Two PUC administrative law judges, David A. Salapa and Joel H. Cheskis, ultimately made the decision, Maurer said.
PPL had requested to the PUC that it wanted to exercise eminent domain over several properties for a proposed Dalmatia to Richfield 69-kilovolt transmission line project.
“They said in a hearing it was necessary,” Maurer said. “But PPL hadn’t done any repair work on our lines for 15 years, and now they came along and said they (were) needed for the service, accommodation, convenience or safety of the public? I think the judges, who had a year to study the request, saw through that argument — and denied it.”
In the 44-page decision, Salapa and Cheskis wrote: “Need” was not proven, therefore “We recommend ... that PPL’s application be rejected.”
The judges said that it was not necessary to address the route because PPL had not proven need for the project.
PPL plans to contest the judges’ recommendation, Maurer said.
“I’ll probably have to pay to have our lawyers make further arguments and fight PPL again,” he said. “They have a lot of money. And I’ve spent a lot of money on this, and I don’t think I’ll recover any of it, even if we ultimately prevail. But this is not just about me.
“All of the landowners involved here have spent money and time fighting this. But I couldn’t live with myself if I hadn’t done everything I could to stop PPL’s plans for the land. For generations, our ancestors were protectors of their rural farmland and we can do no less.”
After the recommendations went public, Maurer said: “We thank the judges for listening to the community and property owners in this case of eminent domain. We had a lot of community support and encouragement throughout the pats few years. We couldn’t have survived without them.”

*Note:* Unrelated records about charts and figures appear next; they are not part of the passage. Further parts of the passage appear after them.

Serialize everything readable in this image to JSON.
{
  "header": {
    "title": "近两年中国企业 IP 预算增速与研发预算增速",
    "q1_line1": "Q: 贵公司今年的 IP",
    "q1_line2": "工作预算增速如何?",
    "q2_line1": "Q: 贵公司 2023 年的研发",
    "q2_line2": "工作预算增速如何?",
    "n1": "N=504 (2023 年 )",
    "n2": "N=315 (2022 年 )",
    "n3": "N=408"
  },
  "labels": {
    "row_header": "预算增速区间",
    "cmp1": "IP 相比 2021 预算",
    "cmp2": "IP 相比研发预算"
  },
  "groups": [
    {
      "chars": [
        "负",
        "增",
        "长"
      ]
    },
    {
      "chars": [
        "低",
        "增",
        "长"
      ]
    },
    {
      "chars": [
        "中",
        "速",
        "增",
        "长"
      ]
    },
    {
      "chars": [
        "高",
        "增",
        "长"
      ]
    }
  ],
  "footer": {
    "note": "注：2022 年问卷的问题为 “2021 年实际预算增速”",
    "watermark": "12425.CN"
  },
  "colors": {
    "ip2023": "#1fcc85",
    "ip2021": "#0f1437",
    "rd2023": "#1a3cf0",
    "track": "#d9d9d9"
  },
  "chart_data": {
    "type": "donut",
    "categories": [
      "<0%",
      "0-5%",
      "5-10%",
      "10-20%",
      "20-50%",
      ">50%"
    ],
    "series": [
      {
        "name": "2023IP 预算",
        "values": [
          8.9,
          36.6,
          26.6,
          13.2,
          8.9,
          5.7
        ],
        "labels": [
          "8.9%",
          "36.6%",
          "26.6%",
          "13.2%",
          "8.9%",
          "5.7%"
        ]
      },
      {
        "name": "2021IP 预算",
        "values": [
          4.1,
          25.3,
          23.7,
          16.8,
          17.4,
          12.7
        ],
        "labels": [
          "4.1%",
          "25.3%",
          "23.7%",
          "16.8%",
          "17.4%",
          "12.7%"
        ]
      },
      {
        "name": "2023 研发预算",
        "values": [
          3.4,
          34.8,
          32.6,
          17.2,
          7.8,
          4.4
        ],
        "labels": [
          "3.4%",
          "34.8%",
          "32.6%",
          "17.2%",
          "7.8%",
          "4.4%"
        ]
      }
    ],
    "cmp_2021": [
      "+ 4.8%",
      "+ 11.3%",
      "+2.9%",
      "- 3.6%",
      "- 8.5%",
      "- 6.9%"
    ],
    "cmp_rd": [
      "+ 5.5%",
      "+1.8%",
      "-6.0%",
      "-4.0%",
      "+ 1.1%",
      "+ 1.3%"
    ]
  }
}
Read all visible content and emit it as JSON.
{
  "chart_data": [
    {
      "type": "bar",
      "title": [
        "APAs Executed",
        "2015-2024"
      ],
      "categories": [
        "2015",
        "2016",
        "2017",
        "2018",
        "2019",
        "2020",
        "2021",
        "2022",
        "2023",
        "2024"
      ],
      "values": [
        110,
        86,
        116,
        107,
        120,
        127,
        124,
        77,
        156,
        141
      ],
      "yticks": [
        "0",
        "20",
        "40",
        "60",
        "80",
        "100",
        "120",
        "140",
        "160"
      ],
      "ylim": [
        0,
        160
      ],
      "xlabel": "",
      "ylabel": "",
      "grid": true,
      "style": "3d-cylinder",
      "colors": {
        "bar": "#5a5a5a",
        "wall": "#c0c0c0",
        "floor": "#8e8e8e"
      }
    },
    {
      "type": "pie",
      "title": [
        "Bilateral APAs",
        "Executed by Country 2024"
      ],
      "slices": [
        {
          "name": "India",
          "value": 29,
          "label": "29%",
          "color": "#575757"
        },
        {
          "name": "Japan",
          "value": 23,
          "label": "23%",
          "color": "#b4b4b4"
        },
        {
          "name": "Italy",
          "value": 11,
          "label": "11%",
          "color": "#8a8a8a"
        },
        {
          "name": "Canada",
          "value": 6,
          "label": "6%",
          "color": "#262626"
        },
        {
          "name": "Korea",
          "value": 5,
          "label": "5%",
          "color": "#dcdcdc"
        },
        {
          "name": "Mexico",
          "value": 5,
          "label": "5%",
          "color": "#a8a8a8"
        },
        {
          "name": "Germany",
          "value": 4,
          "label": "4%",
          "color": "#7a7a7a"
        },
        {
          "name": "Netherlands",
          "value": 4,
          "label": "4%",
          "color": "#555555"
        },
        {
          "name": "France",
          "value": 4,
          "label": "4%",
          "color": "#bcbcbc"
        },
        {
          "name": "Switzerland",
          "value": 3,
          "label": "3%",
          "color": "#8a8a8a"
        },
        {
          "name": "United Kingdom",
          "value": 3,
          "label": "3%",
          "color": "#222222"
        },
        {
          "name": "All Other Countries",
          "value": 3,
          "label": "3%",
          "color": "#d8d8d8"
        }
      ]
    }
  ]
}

Responses to the recommendation are due in writing to the PUC no later than Monday at the PUC, said a PUC spokesman.
Replies to the written responses are due no later than Jan. 24.
Meanwhile, PPL is still urging the PUC to approve its application because, the company says, the project is needed to improve electrical service.
A final ruling will be made this year.
But, even then, the PUC decision can be appealed to the state Commonwealth Court.